Harsh reality for friendship
Kim Hee-young, a 28-year-old female graduate school student, said she became reluctant to make friends with men after she received a marriage proposal from a man two weeks ago. Kim said the two had been friends for the past eight years, since they were freshmen in university.
"He was one of my best friends to whom I could openly reveal what I thought," she said. "But one day he called me out and confessed that he wanted me as a lover, not as a friend anymore."
Kim said she felt miserable when he refused to remain as her friend after she didn't accept his proposal.
"He said he just couldn't see me anymore. It might be resentment or embarrassment. Maybe I'll never know," Kim said. "But it really broke my heart and now I'm having a hard time overcoming the loss of a friendship which had significance for me."
Kim Ji-young, a 38-year-old office worker in Seoul, said she has an old male friend of over 20 years. She thinks that the friendship between opposite sexes is possible, though it has its limits.
"We have been friends for the last two decades since we were in middle school. We have been so close, even when each of us had our own separate dates," said Kim. "I thought that our friendship would last even after we got married. Even though, to be frank, it wasn't easy at all."
As a starter, it became much harder to meet each other in person once they were married. Out of concern that their meeting might ruffle their partners' feathers, she said she was uneasy about the idea of actually seeing him.
"I was worried if my action with a purely friendly intention, for instance, sending a text message calling him fondly by his nickname, could derail his marital life," she said. "In Korea, people are still hesitant in accepting the idea of male-female friendship after marriage and see it as foreign and strange."

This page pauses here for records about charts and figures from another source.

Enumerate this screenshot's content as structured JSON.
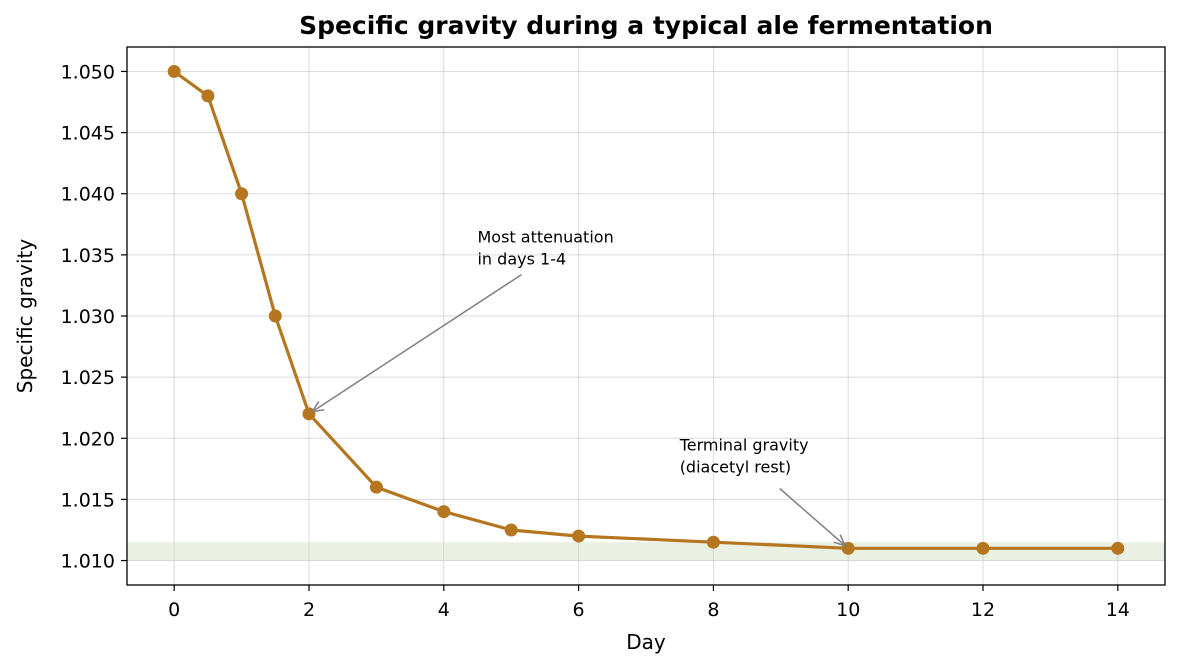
{
  "chart_data": {
    "type": "line",
    "title": "Specific gravity during a typical ale fermentation",
    "xlabel": "Day",
    "ylabel": "Specific gravity",
    "xlim": [
      -0.7,
      14.7
    ],
    "ylim": [
      1.008,
      1.052
    ],
    "xticks": [
      0,
      2,
      4,
      6,
      8,
      10,
      12,
      14
    ],
    "yticks": [
      1.01,
      1.015,
      1.02,
      1.025,
      1.03,
      1.035,
      1.04,
      1.045,
      1.05
    ],
    "ytick_labels": [
      "1.010",
      "1.015",
      "1.020",
      "1.025",
      "1.030",
      "1.035",
      "1.040",
      "1.045",
      "1.050"
    ],
    "grid": true,
    "series": [
      {
        "color": "#b5761f",
        "x": [
          0,
          0.5,
          1,
          1.5,
          2,
          3,
          4,
          5,
          6,
          8,
          10,
          12,
          14
        ],
        "y": [
          1.05,
          1.048,
          1.04,
          1.03,
          1.022,
          1.016,
          1.014,
          1.0125,
          1.012,
          1.0115,
          1.011,
          1.011,
          1.011
        ]
      }
    ],
    "band": {
      "y_from": 1.01,
      "y_to": 1.0115,
      "color": "#e8f0e0"
    },
    "annotations": [
      {
        "lines": [
          "Most attenuation",
          "in days 1-4"
        ],
        "text_at": [
          4.5,
          1.036
        ],
        "point": [
          2,
          1.022
        ]
      },
      {
        "lines": [
          "Terminal gravity",
          "(diacetyl rest)"
        ],
        "text_at": [
          7.5,
          1.019
        ],
        "point": [
          10,
          1.011
        ]
      }
    ]
  }
}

The solution Kim has found is friendship in the virtual world or friendship without actual physical contact.
"We frequently exchange text messages asking how we are. But, that is all. I don't see my male friend in person," said Kim.
She also mentioned that different circumstances of their marital status became the thing that gets in the way of a prolonged friendship with her old friend.
"Now that I have parents-in-law and a whole set of new relatives from my husband's side, I have all sorts of family gatherings and businesses I have to tend to. In terms of priority, meeting with my male friend often has to be put on the back burner," she confessed.
"If you have children, the situation gets worse. We can hardly spare time to meet anyone, not to mention male friends. Therefore, by the time we realize the importance of friendship from our youth, which is often after our children are grown up, it is hard to make up for the years of void," said Kim.
On her male friend's side, it is definitely not an easy task to keep the friendship intact.
"My dear friend now has his own family to support, the onus as the breadwinner and getting stress from his work and bosses. Even when we talk on the phone, the conversation hovers around those difficulties. It is not the kind of chat we used to have a long time ago," she added.
Avoid physical contact
Lee Myung-gil, a manager at Duo, a professional match-making firm in Korea, said that there is a difference between men and women in the way they see friendship with the opposite sex.
"More women believe that friendship between a man and a woman is possible," he said in an interview with The Korea Times. "But men know instinctively that they could cross that line under extenuating circumstances."
Lee emphasized that there is a fine line between friendship and a relationship and those who want a lasting friendship with the opposite sex should be extra careful in treating their friends. Lee added that one of the best ways to maintain such a close friendship is to avoid excessive physical contact.
"All issues that arise in a relationship begin with physical contact," he said. "Like all other relationships, treating your friend with respect will be helpful in avoiding awkward circumstances that can hamper a sincere friendship."